All good so far, but they are so dry, I wasn’t sure how long to soak them for. Hours? Days? I needed more instruction.
In Good Things in England (1932), Florence White gives us an 1823 Great Yarmouth recipe:
Choose those that are large and moist.
Cut them open, and pour over them some boiling small beer.
Let them soak half an hour, then drain and dry them.
Make them just hot through before the fire, and rub them over with cold butter.
Serve with egg sauce or buttered eggs; mashed potatoes should also be sent up with them.
All well and good, but mine were not moist, but as dry and hard as if mummified.
Here’s a recipe from a lady called Meg Dodd’s, via The Scots Kitchen: Its Lore & Recipes (1929) by F Marian McNeill:
Skin, open, and trim red herring. If old and dry, pour some hot small beer or water over them and let them steep a half-hour, or longer if hard. Broil them over a clear fire at a considerable distance, or before the fire; rub them with good oil or fresh butter while broiling, and rub on a little more when they are served. Serve them very hot with cold butter, or with melted butter and mustard, and mashed potatoes or parsnips.
And finally, from the Smelly Alley Fish Company’s own website:
To cook them, soak for 48 hours, then fry with tomatoes – a great breakfast! They are great as they are (they don’t need to be cooked), and as they are very salty, you might need a pint of beer to drink with them.
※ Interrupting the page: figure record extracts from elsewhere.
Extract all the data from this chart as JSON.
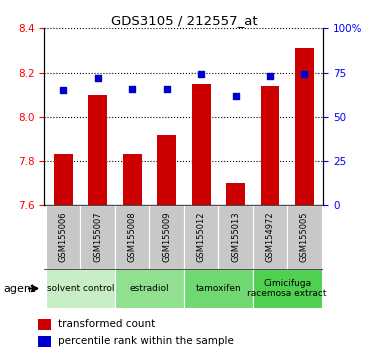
{
  "title": "GDS3105 / 212557_at",
  "samples": [
    "GSM155006",
    "GSM155007",
    "GSM155008",
    "GSM155009",
    "GSM155012",
    "GSM155013",
    "GSM154972",
    "GSM155005"
  ],
  "bar_values": [
    7.83,
    8.1,
    7.83,
    7.92,
    8.15,
    7.7,
    8.14,
    8.31
  ],
  "bar_base": 7.6,
  "percentile_values": [
    65,
    72,
    66,
    66,
    74,
    62,
    73,
    74
  ],
  "bar_color": "#cc0000",
  "dot_color": "#0000cc",
  "ylim_left": [
    7.6,
    8.4
  ],
  "ylim_right": [
    0,
    100
  ],
  "yticks_left": [
    7.6,
    7.8,
    8.0,
    8.2,
    8.4
  ],
  "yticks_right": [
    0,
    25,
    50,
    75,
    100
  ],
  "ytick_labels_right": [
    "0",
    "25",
    "50",
    "75",
    "100%"
  ],
  "groups": [
    {
      "label": "solvent control",
      "indices": [
        0,
        1
      ],
      "color": "#c8eec8"
    },
    {
      "label": "estradiol",
      "indices": [
        2,
        3
      ],
      "color": "#90e090"
    },
    {
      "label": "tamoxifen",
      "indices": [
        4,
        5
      ],
      "color": "#70d870"
    },
    {
      "label": "Cimicifuga\nracemosa extract",
      "indices": [
        6,
        7
      ],
      "color": "#50d050"
    }
  ],
  "agent_label": "agent",
  "legend_bar_label": "transformed count",
  "legend_dot_label": "percentile rank within the sample",
  "sample_box_color": "#c8c8c8",
  "bar_width": 0.55
}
I took Jane’s instruction and soaked them in milk, in the end, overnight. The next morning, the house awoke to the pungent smell of soaked red herrings. I fished them out of their now rufous milky marinade and grilled them smeared in butter, serving them with eggs for breakfast.
They were still pretty dry after all that soaking, though the roes found inside were nice and soft, and quite possibly the saltiest things I have ever eaten in my life. Trying to eat the flesh of the herring was tricky as it could not be parted easily from the bones. I had, as warned, a huge thirst, and the smell of red herring had still permeated my little terrace a week later.
#395 Red Herrings. What to say of red herrings!? Well they did taste good, but they were so unbelievably strong in flavour, and so difficult to eat (think fish jerky) I barely ate half of one. I think I need to revisit them following advice from those other recipes. A slow simmer in some hot milk might be a good idea, to help rehydrate the fish, or give a two-day cold soaking, but I think that it might be best cut with plenty of butter as potted red herrings or something like that. I have two left, so shall keep you posted on that one. Score? 7/10 I think, because the flavour was great, given even its pungency, it just needs taming!